Do bizarro discurso de vitória de André Villas-Boas, dando ideia de que o seu maior objetivo para o jogo de domingo era provar que o FC Porto era melhor, mais espetacular, mais artístico e mais eficaz que o Benfica, ressaltou o desmentido a algum expert que terá identificado mal as características inatas da equipa.
Glosando aquele discurso técnico-futebolês que invadiu os areópagos televisivos por via da chamada de treinadores desempregados à colação quotidiana, criou uma espécie de mausoléu virtual ao comentador desconhecido que terá chamado equipa “de transição” ao conjunto portista – com a transição a significar contra-ataque rápido e não a necessária passagem de um quadro de subalternidade mediática para o primeiro plano da admiração popular.

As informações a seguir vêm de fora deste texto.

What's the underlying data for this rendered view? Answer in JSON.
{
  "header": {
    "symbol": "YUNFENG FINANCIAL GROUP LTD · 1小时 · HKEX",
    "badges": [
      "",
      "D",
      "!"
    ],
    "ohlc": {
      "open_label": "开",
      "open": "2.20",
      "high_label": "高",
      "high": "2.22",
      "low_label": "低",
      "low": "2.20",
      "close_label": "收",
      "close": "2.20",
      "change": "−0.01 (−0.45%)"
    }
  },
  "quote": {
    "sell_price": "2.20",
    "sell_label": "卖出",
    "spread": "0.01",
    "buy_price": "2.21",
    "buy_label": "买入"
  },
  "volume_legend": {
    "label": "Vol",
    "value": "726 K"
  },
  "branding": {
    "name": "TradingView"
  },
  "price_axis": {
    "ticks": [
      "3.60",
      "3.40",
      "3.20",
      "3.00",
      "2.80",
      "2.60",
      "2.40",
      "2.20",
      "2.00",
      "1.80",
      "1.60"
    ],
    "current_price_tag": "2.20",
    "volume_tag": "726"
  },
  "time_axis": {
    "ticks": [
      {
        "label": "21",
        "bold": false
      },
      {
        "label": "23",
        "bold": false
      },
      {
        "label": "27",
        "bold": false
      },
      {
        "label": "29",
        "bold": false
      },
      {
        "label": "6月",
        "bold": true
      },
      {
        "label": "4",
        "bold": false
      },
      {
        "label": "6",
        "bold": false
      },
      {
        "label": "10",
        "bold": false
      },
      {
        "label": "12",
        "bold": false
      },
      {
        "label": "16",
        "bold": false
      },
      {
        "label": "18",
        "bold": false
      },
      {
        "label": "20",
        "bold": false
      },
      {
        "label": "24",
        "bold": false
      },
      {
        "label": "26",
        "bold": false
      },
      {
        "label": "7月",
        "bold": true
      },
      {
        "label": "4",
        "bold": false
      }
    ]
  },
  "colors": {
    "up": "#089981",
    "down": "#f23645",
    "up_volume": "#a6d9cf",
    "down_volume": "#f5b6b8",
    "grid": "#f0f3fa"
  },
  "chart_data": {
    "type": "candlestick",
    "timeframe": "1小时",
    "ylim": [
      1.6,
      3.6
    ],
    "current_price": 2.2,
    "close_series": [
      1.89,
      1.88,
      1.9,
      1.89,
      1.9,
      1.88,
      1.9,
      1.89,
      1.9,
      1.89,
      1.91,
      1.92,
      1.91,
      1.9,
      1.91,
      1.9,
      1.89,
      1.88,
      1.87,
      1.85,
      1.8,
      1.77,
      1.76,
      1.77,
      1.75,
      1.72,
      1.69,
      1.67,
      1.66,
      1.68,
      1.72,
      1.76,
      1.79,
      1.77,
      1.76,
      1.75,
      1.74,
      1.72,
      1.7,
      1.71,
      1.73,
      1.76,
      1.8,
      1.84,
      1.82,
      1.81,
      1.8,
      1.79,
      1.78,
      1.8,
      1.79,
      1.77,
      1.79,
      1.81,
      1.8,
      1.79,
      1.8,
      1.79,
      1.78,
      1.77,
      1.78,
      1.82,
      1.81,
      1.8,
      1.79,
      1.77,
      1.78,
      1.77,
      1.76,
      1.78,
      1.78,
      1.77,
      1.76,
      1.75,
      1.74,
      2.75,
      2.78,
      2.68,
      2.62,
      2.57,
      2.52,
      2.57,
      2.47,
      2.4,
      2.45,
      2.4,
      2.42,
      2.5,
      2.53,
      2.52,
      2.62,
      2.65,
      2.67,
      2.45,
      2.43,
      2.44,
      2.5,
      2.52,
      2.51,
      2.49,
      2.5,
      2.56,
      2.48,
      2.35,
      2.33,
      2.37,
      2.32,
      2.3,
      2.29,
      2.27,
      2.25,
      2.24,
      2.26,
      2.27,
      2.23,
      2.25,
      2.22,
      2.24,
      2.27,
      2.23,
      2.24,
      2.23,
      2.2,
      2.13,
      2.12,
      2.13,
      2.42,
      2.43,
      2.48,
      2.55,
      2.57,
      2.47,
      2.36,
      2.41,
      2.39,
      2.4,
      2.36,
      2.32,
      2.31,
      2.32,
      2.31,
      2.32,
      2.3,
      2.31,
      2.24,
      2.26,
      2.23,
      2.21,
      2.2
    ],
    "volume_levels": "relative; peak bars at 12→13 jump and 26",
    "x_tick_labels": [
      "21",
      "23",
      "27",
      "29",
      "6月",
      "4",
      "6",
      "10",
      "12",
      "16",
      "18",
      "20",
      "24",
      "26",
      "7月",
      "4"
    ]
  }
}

Após a única partida da época em que teve menos bola que o adversário, escolheu um dia mau para falar de “posse”, pois a estratégia para superar o Benfica consistiu em marcação e superioridade no jogo interior, bloqueio lateral e pressão sobre os portadores, abdicando da famosa circulação e ataque sustentado que, desde o tempo do futebolzinho apoiado, em marcha-atrás e a passo, se convencionou chamar de jogo à portuguesa desde os anos 70.

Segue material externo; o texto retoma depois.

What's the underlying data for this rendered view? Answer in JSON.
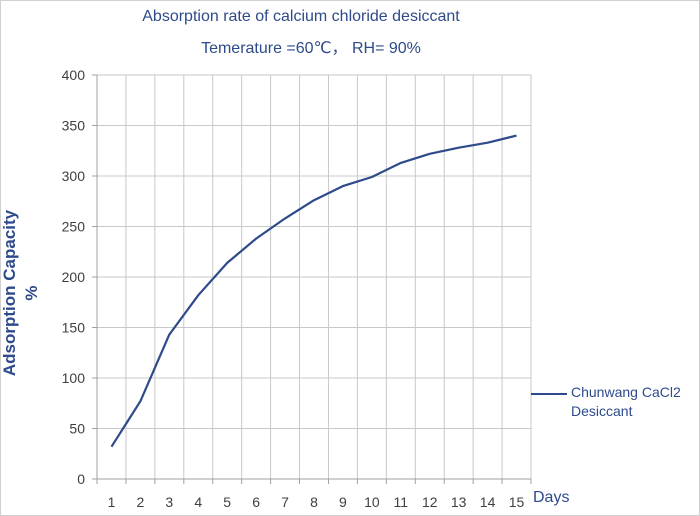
{
  "chart_data": {
    "type": "line",
    "title": "Absorption rate of calcium chloride desiccant",
    "subtitle": "Temerature =60℃， RH= 90%",
    "xlabel": "Days",
    "ylabel_line1": "Adsorption Capacity",
    "ylabel_line2": "%",
    "x": [
      1,
      2,
      3,
      4,
      5,
      6,
      7,
      8,
      9,
      10,
      11,
      12,
      13,
      14,
      15
    ],
    "ylim": [
      0,
      400
    ],
    "yticks": [
      0,
      50,
      100,
      150,
      200,
      250,
      300,
      350,
      400
    ],
    "grid": "vertical and horizontal",
    "legend_position": "right",
    "series": [
      {
        "name": "Chunwang CaCl2 Desiccant",
        "color": "#2e4a8a",
        "values": [
          32,
          77,
          143,
          182,
          214,
          238,
          258,
          276,
          290,
          299,
          313,
          322,
          328,
          333,
          340
        ]
      }
    ]
  }
}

Num jogo com apenas quatro futebolistas portugueses, um dos quais naturalizado, as exaltações nacionalistas soam a forçado. Os clubes portugueses há muito deixaram de representar um padrão de jogo nacional genuíno, aculturados pela infiltração massiva de jogadores de outras nacionalidades e escolas, que faz os Coentrões e Moutinhos sentirem-se quase estrangeiros no próprio país. O retrato do futebol português mostra com mais definição falta de educação básica, confrontação regionalista e absoluta indiferença por valores desportivos, onde os responsáveis não se respeitam, os organismos se escondem e toda gente se considera acima de leis e regulamentos. Assim como André Villas-Boas tem dificuldades em situar os méritos da sua equipa campeã no justo patamar da hierarquia de preferências dos adeptos em geral e do espetro mediático em particular, também seria estulto que outras equipas de matriz bem mais genuína, em qualidade e quantidade, como o Sporting, se tivessem de considerar menos representativas, apenas porque não alcançam os melhores resultados.

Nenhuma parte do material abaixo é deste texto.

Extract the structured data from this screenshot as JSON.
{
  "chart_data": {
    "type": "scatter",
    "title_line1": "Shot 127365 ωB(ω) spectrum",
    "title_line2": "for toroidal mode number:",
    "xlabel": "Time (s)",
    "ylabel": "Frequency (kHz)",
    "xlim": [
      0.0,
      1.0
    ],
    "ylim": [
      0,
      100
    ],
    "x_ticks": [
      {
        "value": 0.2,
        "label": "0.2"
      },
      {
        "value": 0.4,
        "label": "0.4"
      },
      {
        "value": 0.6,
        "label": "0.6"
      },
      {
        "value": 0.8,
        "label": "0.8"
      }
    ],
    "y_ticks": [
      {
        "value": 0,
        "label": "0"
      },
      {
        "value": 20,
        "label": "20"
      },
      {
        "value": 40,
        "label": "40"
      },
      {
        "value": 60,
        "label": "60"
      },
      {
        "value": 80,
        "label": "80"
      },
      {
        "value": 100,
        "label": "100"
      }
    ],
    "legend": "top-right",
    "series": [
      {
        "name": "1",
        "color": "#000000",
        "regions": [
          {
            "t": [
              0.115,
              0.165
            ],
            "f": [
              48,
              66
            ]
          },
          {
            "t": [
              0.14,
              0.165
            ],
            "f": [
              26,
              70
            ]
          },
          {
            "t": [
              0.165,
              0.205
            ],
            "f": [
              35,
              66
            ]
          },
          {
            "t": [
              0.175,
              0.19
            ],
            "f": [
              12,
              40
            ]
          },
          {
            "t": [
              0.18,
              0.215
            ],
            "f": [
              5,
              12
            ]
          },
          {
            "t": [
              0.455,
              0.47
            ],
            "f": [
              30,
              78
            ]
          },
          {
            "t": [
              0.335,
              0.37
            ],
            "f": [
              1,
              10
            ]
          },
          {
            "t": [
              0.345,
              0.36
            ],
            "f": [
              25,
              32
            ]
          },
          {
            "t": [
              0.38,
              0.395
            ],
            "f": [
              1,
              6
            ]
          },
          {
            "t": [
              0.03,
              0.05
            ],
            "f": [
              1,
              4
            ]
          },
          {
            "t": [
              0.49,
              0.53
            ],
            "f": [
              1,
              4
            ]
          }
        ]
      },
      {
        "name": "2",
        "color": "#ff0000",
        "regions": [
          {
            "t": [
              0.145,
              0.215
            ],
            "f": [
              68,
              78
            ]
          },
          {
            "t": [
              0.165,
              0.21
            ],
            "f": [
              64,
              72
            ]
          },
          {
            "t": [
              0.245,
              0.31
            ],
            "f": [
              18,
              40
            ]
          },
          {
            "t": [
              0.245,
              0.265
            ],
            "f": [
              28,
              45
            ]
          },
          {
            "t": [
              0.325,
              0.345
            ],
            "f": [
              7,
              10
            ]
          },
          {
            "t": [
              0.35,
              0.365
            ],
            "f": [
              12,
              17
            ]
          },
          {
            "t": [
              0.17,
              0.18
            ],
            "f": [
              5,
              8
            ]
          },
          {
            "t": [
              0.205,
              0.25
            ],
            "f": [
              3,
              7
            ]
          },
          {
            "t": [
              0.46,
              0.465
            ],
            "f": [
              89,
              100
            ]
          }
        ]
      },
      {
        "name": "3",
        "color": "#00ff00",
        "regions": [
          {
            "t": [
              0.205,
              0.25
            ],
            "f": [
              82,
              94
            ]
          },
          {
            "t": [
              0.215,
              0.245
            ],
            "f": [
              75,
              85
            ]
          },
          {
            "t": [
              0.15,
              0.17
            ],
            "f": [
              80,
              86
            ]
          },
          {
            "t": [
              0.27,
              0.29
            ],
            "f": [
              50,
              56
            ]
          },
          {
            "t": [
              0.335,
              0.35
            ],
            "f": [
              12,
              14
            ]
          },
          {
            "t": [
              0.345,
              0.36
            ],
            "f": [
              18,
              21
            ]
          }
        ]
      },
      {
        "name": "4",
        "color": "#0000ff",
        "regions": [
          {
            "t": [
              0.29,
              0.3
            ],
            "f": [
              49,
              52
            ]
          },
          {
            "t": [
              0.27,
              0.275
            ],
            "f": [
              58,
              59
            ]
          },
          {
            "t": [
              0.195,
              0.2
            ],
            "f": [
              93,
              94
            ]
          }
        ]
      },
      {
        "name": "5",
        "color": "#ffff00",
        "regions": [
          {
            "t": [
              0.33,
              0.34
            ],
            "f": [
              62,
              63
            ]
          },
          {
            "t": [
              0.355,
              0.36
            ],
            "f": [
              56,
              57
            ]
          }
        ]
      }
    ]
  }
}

Uma nova identidade surge, assim, como a verdadeira transição por realizar no ambicioso programa de André Villas-Boas, adepto de sempre e treinador do presente. Escorre do seu discurso de vitória, ligeiramente traído pela vertigem da falsa modéstia, a ambição de dar ao FC Porto uma projeção consentânea com o sucesso desportivo, começando a recuperar o enorme prestígio esbanjado ao longo de décadas por causa do discurso oficial que nunca resiste a dedicar os grandes triunfos aos palhaços e imbecis que lhe povoam as preocupações ao longo das temporadas.
Villas-Boas quer holofotes, quer notas artísticas, quer simpatia, quer Mundo, o que talvez seja pedir de mais quando se vai ao volante de um veículo blindado, mal-encarado, cuspindo fogo e com horizontes regionais. Talvez lhe possa servir de inspiração aquele ex-selecionador que, farto das ingerências políticas na federação, escolheu prosseguir a carreira num país civilizado e democrático como o Irão.